En 1996, Claude Onesta était venu avec l’équipe de France et, en tant que client de la Caisse d’Épargne, j’avais été invité. J’avais pu participer à un moment en commun mais cette fois-ci je ne m’attendais pas à ce que les joueurs soient aussi accessibles.

Crois-tu que les enfants qui étaient présents puissent être inspirés pour se tourner vers l’arbitrage ?

Je l’espère. J’essaie, au sein du club, de leur montrer que tout est possible. Si on n’a pas le niveau suffisant en handball, on peut voir plus haut soit en arbitrant, soit en entraînant.
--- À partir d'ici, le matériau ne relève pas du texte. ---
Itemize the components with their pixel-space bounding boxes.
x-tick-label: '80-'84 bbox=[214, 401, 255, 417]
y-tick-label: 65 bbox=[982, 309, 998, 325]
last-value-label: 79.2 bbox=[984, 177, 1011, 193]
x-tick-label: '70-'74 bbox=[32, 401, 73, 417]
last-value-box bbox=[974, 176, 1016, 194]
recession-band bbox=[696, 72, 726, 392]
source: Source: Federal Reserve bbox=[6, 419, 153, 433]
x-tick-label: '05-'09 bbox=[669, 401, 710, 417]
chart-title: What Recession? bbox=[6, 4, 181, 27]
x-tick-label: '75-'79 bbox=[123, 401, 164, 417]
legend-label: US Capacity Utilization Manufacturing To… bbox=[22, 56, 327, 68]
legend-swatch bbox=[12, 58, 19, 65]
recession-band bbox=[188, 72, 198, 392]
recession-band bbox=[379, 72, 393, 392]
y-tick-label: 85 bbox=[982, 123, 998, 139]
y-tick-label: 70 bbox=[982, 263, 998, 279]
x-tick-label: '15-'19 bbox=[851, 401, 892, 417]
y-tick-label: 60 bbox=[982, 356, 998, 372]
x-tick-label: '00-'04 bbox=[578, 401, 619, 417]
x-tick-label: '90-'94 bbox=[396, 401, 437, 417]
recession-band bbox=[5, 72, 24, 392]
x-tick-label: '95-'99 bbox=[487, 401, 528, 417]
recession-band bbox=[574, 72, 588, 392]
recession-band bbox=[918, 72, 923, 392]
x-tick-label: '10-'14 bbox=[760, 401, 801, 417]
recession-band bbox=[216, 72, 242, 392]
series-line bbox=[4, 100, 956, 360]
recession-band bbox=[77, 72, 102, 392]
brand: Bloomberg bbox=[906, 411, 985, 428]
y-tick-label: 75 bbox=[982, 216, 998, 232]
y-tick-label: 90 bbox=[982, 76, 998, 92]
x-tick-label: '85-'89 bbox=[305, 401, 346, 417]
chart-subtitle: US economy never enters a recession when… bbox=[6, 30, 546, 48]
Avec Joan, en 2017, nous avions participé aux finales de la coupe de France à Bercy. Nous avions arbitré la finale régionale féminine entre le CHB Auneau et l’ES Colombienne. Pour nous, c’était quelque chose d’énorme et on ne pensait pas faire un truc encore plus grand dans notre vie. Mercredi, même si c’était seulement un entrainement, c’était plus fort que devant 8000 personnes à Bercy, en terme d’émotions. Cela avait rendu fiers nos familles, nos coéquipiers et nos dirigeants et là, à nouveau, nous avons démontré que l’on peut accéder à quelque chose de grand même si on n’est pas doué avec un ballon.